Mês de lindas tardes, noites estreladas, maio é quinto mês do ano, mês particularmente outrora festejado em casa: aniversário de meu pai e um irmão, ambos falecidos. Mês do Dia das Mães. Do dia do Enfermeiro. Faltam 232 dias para acabar o ano de 2022. O 13 de maio, por tratar-se do 133º dia do ano, é considerado, pelas ordens secretas, esotéricas, filosóficas e místicas como sendo uma proporção áurea do ano.
Pesquisei e repito: “Proporção áurea, número áureo, número de ouro, secção áurea ou proporção de ouro é uma constante real algébrica irracional denotada pela letra grega (PHI), em homenagem ao escultor Phideas, que a teria utilizado para conceber o Parthenon, e com o valor arredondado a três casas decimais de 1,618.” Entendeu? Bem, há outras explicações complementares, aconselho buscá-las. Bem interessantes para quem ama números e sua lógica. E o mês de maio...
No passado, maio era o mês da Virgem Maria. Acompanhava, achava lindas as comemorações eclesiásticas, mas nunca subi no altar, com véu na cabeça, para levar flores à Nossa Senhora. Isso era para as moças mais altas, mais bonitas, mais católicas, cujas mães e avós viam sentido na celebração. Mas sabia cantar as canções da cerimônia, o que já constitui alguma vantagem, se e quando eu chegar no Céu. “A 13 de maio, na cova da Iria...” ainda sei cantar!
Maio é o mês, 13 é o dia em que comemorávamos o dia em que foi promulgada a Lei Áurea, pela qual se decretava o fim do período nebuloso da escravidão no Brasil, a exemplo do que fizeram países mais civilizados que o nosso. Os outrora escravos resistiram, lutaram, conseguiram o intento, juntamente com parte da sociedade simpática à causa, por meio de associações e mobilização política dos defensores do abolicionismo.

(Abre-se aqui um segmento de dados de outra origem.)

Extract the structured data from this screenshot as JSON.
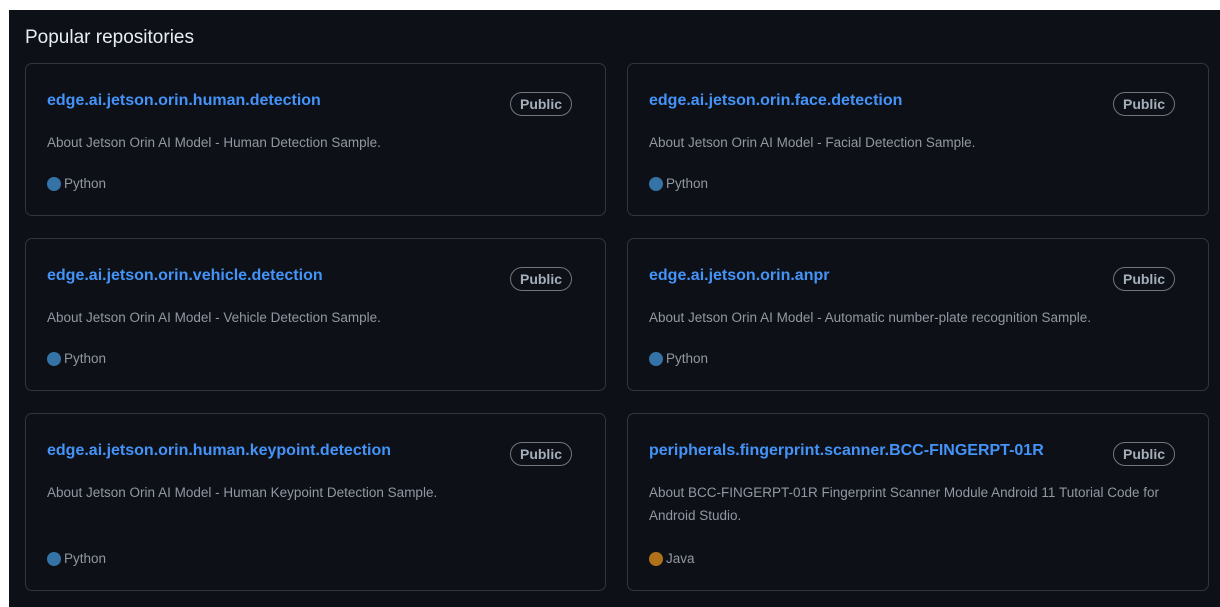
{
  "section": {
    "title": "Popular repositories"
  },
  "repos": [
    {
      "name": "edge.ai.jetson.orin.human.detection",
      "visibility": "Public",
      "description": "About Jetson Orin AI Model - Human Detection Sample.",
      "language": "Python",
      "language_color": "#3572a5"
    },
    {
      "name": "edge.ai.jetson.orin.face.detection",
      "visibility": "Public",
      "description": "About Jetson Orin AI Model - Facial Detection Sample.",
      "language": "Python",
      "language_color": "#3572a5"
    },
    {
      "name": "edge.ai.jetson.orin.vehicle.detection",
      "visibility": "Public",
      "description": "About Jetson Orin AI Model - Vehicle Detection Sample.",
      "language": "Python",
      "language_color": "#3572a5"
    },
    {
      "name": "edge.ai.jetson.orin.anpr",
      "visibility": "Public",
      "description": "About Jetson Orin AI Model - Automatic number-plate recognition Sample.",
      "language": "Python",
      "language_color": "#3572a5"
    },
    {
      "name": "edge.ai.jetson.orin.human.keypoint.detection",
      "visibility": "Public",
      "description": "About Jetson Orin AI Model - Human Keypoint Detection Sample.",
      "language": "Python",
      "language_color": "#3572a5"
    },
    {
      "name": "peripherals.fingerprint.scanner.BCC-FINGERPT-01R",
      "visibility": "Public",
      "description": "About BCC-FINGERPT-01R Fingerprint Scanner Module Android 11 Tutorial Code for Android Studio.",
      "language": "Java",
      "language_color": "#b07219"
    }
  ]
}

Eu ainda comemoro. Tenho muito orgulho da minha ascendência negra, tanto quanto da outra metade, italiana. Outro dia ouvi um dos meus filhos comentar que não se lembrava do vovô Quinca como sendo “pardo”, que é como ele foi identificado nos documentos como título de eleitor e reservista. Era, disse ele, apenas “aquele homem de fala mansa, que se sentava no alpendre e dava colo, brincava com ele e estava sempre com vovó Ritinha.” Ele não teve escolaridade. Ninguém da família dele estudou, frequentou colégio, mas ele aprendeu o ofício de mecânico, dava baile nos sabichões e conhecedores de motores e manutenção dos carros.
Contava minha mãe que sua avó, portanto minha bisavó de quem ela herdou o nome, só andava de luvas e chapéu. No banco de trás do carro, com motorista. Dizem que herdei dela, sem nunca a ter conhecido, o gosto por mesa bem-posta, toalha trincando de engomada, talheres brilhando, porcelana cheia de flores. E, claro, vasinho de flor (verdadeira) no centro, elementos que comprovam caso de atavismo doméstico. Nunca tive problema com a cor da pele do vovô e dos tios. Tenho amigas com pele idêntica à do meu avô, pouquinho mais clara umas, outras muito mais escuras, que me amam e são amadas na mesma intensidade.
Aprendi a tocar violão com vovô Joaquim e sou extremamente grata por cantar repertório incompatível com minha idade: cantando sou centenária... Vovô nunca mencionou preconceito contra ele ou seus filhos. Nunca se queixou ou protestou. Sempre dizia que sim, havia injustiça social, que seus ascendentes foram libertados, mas ignorados, mas que cumpria a eles a luta pela elevação social. Contava que o pai de sua esposa era, como ele, filha natural de senhor de terras no Paraná, que foi constituída herdeira com seus meio irmãos, mas a família era muito sossegada e não se mexeu, até que um sobrinho se graduou advogado pela Faculdade São Francisco, descobriu os documentos, mas quando acordou, as terras estavam invadidas e foram perdidas pela Lei de Usucapião.
Não consigo entender o ódio e revolta em se tratando de ascendência negra, pela Lei Áurea. Pelas minhas experiências, pela minha história de vida, pelas minhas lembranças sou é muito orgulhosa delas.
Lúcia Helena Maniglia Brigagão é publicitária e escritora.